Mistake #3: Learning too many new things at once

I built the app from scratch.

I’ve been a systems engineer for the last 5 years. While I could configure a k8s cluster half awake, I’ve never built a native mobile app before.

And it was an idiotic ambitious idea to try to build an app that ran on all platforms from day 1.

Flutter was completely new. While its a great framework, it abstracts too many platforms and each platform comes with their own thorny issues. For example, permissioning model for macOS, Windows, Android and iOS are all different. And I had to learn all of them and spent a day on it.

Even setting up each of these development environment is an uphill battle with multiple IDEs and SDKs.

I should’ve probably started with something that I was more familiar with, like react and deployed it on the web. (But No!!! my mind said - We want it native! We want it smooth! and We want it “always-on”! )

I’ve documented (most) my fronted development woes here.

Things that went Great

I’m so thankful for the resources that we had at our perusal.

The Swartz Center from CMU provided us with a place to work, and Server Credits without which we couldn’t have built the product.

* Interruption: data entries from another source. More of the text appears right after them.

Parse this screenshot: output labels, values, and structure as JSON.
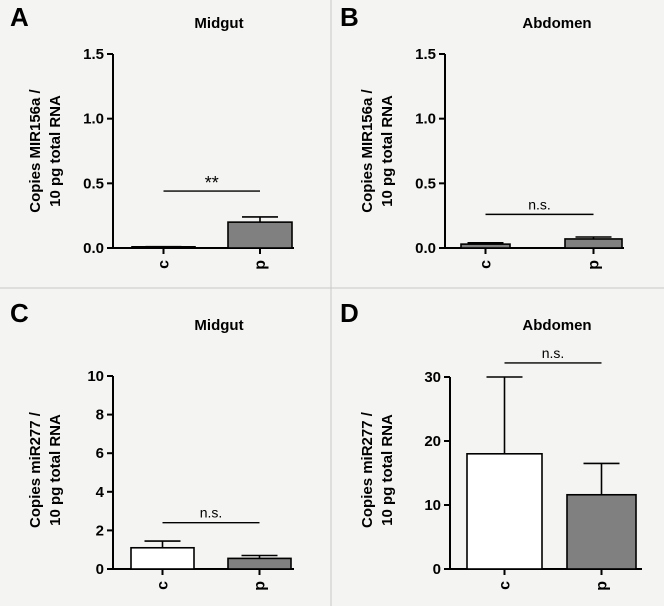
{
  "figure": {
    "background": "#f4f4f2",
    "divider_color": "#c8c8c8"
  },
  "chart_data": [
    {
      "panel_letter": "A",
      "type": "bar",
      "title": "Midgut",
      "ylabel": [
        "Copies MIR156a /",
        "10 pg total RNA"
      ],
      "xlabel": "",
      "categories": [
        "c",
        "p"
      ],
      "values": [
        0.005,
        0.2
      ],
      "errors": [
        0.005,
        0.04
      ],
      "bar_colors": [
        "#ffffff",
        "#808080"
      ],
      "ylim": [
        0,
        1.5
      ],
      "yticks": [
        0,
        0.5,
        1,
        1.5
      ],
      "ytick_labels": [
        "0.0",
        "0.5",
        "1.0",
        "1.5"
      ],
      "significance": {
        "label": "**",
        "line_y": 0.44
      }
    },
    {
      "panel_letter": "B",
      "type": "bar",
      "title": "Abdomen",
      "ylabel": [
        "Copies MIR156a /",
        "10 pg total RNA"
      ],
      "xlabel": "",
      "categories": [
        "c",
        "p"
      ],
      "values": [
        0.03,
        0.07
      ],
      "errors": [
        0.01,
        0.015
      ],
      "bar_colors": [
        "#808080",
        "#808080"
      ],
      "ylim": [
        0,
        1.5
      ],
      "yticks": [
        0,
        0.5,
        1,
        1.5
      ],
      "ytick_labels": [
        "0.0",
        "0.5",
        "1.0",
        "1.5"
      ],
      "significance": {
        "label": "n.s.",
        "line_y": 0.26
      }
    },
    {
      "panel_letter": "C",
      "type": "bar",
      "title": "Midgut",
      "ylabel": [
        "Copies miR277 /",
        "10 pg total RNA"
      ],
      "xlabel": "",
      "categories": [
        "c",
        "p"
      ],
      "values": [
        1.1,
        0.55
      ],
      "errors": [
        0.35,
        0.15
      ],
      "bar_colors": [
        "#ffffff",
        "#808080"
      ],
      "ylim": [
        0,
        10
      ],
      "yticks": [
        0,
        2,
        4,
        6,
        8,
        10
      ],
      "ytick_labels": [
        "0",
        "2",
        "4",
        "6",
        "8",
        "10"
      ],
      "significance": {
        "label": "n.s.",
        "line_y": 2.4
      }
    },
    {
      "panel_letter": "D",
      "type": "bar",
      "title": "Abdomen",
      "ylabel": [
        "Copies miR277 /",
        "10 pg total RNA"
      ],
      "xlabel": "",
      "categories": [
        "c",
        "p"
      ],
      "values": [
        18,
        11.6
      ],
      "errors": [
        12,
        4.9
      ],
      "bar_colors": [
        "#ffffff",
        "#808080"
      ],
      "ylim": [
        0,
        30
      ],
      "yticks": [
        0,
        10,
        20,
        30
      ],
      "ytick_labels": [
        "0",
        "10",
        "20",
        "30"
      ],
      "significance": {
        "label": "n.s.",
        "line_y": 32.2
      }
    }
  ]
}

I had multiple discussions with Craig Markovitz (who gave the funds to buy boba for our first user sessions) and Adam Paulisic. Each of which were eye opening and gave me a lot of drive to continue working on the product. It’s incredible the amount of time and care that they provided.

We won the SPARK grant - which was a great morale boost.

I’m damn proud of the hours we put into making the individual pieces work. It was an absolute grind, but the possibility of making something that could change the lives of people was a great motivator.

What’s next?

Even though I’ve stopped working on this. I believe this is quite a good idea and there is market for it.

But, it needs steep investment in terms of time and money to make it work.

Which is why I’m excited for products like Fluently, Yoodli and a host of new AI language learning apps that are coming up.

Personally, I’m working on something new that I’ll be excited to share soon.